Selected Publications

  • “An Overview of the XSEDE Extended Collaborative Support Program”. N Wilkins-Diehr, S Sanielevici, J Alameda, J Cazes, L Crosby, M Pierce, R Roskies. High Performance Computer Applications 6th International Conference, ISUM 2015, Mexico City, Mexico, March 9-13, 2015, Revised Selected Papers Gitler, Isidoro, Klapp, Jaime (Eds.) Springer International Publishing. ISBN 978-3-319-32243-8, 3-13, 2016. 10.1007/978-3-319-32243-8.XSEDE
  • “Value Added, Cost Avoidance, and Return on Investment”,  Stewart, Craig A.; Roskies, Ralph; Knepper, Richard; Moore, Richard L.; Whitt, Justin; Cockerill, Timothy M. , IUScholarWorks, http://hdl.handle.net/2022/20145.
  • “Bridges: A Uniquely Flexible HPC Resource for New Communities and Data Analytics”, Nystrom, N. A., Levine, M. J., Roskies, R. Z., and Scott, J. R. 2015 (submitted).

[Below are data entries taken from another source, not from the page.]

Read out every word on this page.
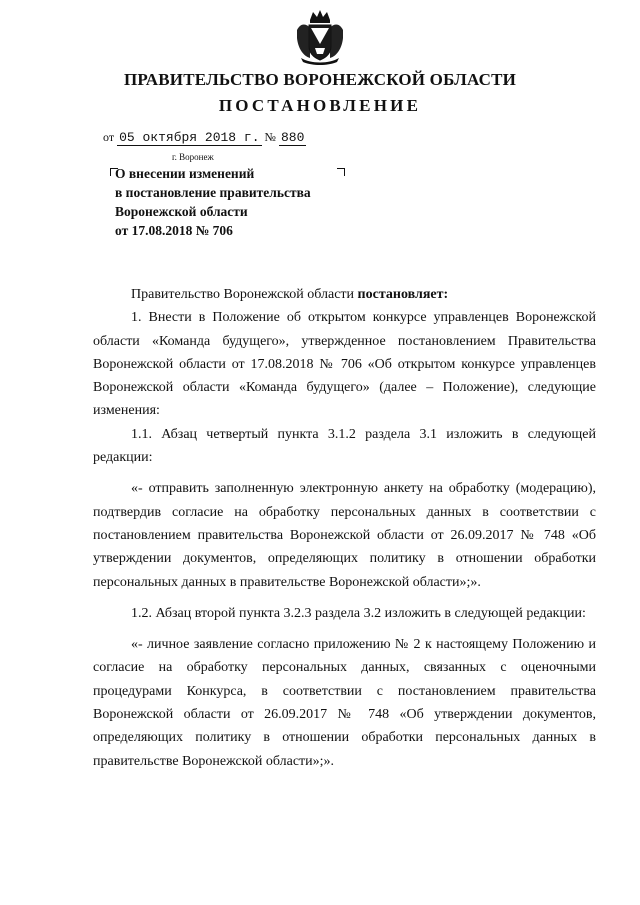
ПРАВИТЕЛЬСТВО ВОРОНЕЖСКОЙ ОБЛАСТИ
ПОСТАНОВЛЕНИЕ
от 05 октября 2018 г. № 880
г. Воронеж
О внесении изменений
в постановление правительства
Воронежской области
от 17.08.2018 № 706

Правительство Воронежской области постановляет:

1. Внести в Положение об открытом конкурсе управленцев Воронежской области «Команда будущего», утвержденное постановлением Правительства Воронежской области от 17.08.2018 № 706 «Об открытом конкурсе управленцев Воронежской области «Команда будущего» (далее – Положение), следующие изменения:

1.1. Абзац четвертый пункта 3.1.2 раздела 3.1 изложить в следующей редакции:

«- отправить заполненную электронную анкету на обработку (модерацию), подтвердив согласие на обработку персональных данных в соответствии с постановлением правительства Воронежской области от 26.09.2017 № 748 «Об утверждении документов, определяющих политику в отношении обработки персональных данных в правительстве Воронежской области»;».

1.2. Абзац второй пункта 3.2.3 раздела 3.2 изложить в следующей редакции:

«- личное заявление согласно приложению № 2 к настоящему Положению и согласие на обработку персональных данных, связанных с оценочными процедурами Конкурса, в соответствии с постановлением правительства Воронежской области от 26.09.2017 № 748 «Об утверждении документов, определяющих политику в отношении обработки персональных данных в правительстве Воронежской области»;».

In Proceedings of the 2015 Annual Conference on Extreme Science and Engineering Discovery Environment (St. Louis, MO, July 26-30, 2015). XSEDE15. ACM, New York, NY, USA. DOI=http://dx.doi.org/10.1145/2792745.2792775.
  • XSEDE: Accelerating Scientific Discovery",  with John Towns, Timothy Cockerill, Maytal Dahan, Ian Foster, Kelly Gaither, Andrew Grimshaw, Victor Hazlewood, Scott Lathrop, Dave Lifka, Gregory D. Peterson, J. Ray Scott, Nancy Wilkins-Diehr, Computing in Science & Engineering, vol.16, no. 5, 62-74, doi:10.1109/MCSE.2014.80 (2014)
  • "Loop Representations of the Quark Determinant in Lattice QCD," R. Roskies, A. Duncan, E. Eichten, H. Thacker, Phys. Rev. D60, 54505, (1999).
  • "Analytic Evaluation of Sixth Order Contribution to the Electron's g Factor," R. Roskies, M. J. Levine & E. Remiddi, Quantum Electrodynamics ed. T. Kinoshita, World Scientific, (1990).
  • "Lanczos Calculation of the Spectrum of Hamiltonian Lattice Gauge Theory," R. Roskies, J. W. Choe, A. Duncan, Phys. Rev. D37, 472, (1988).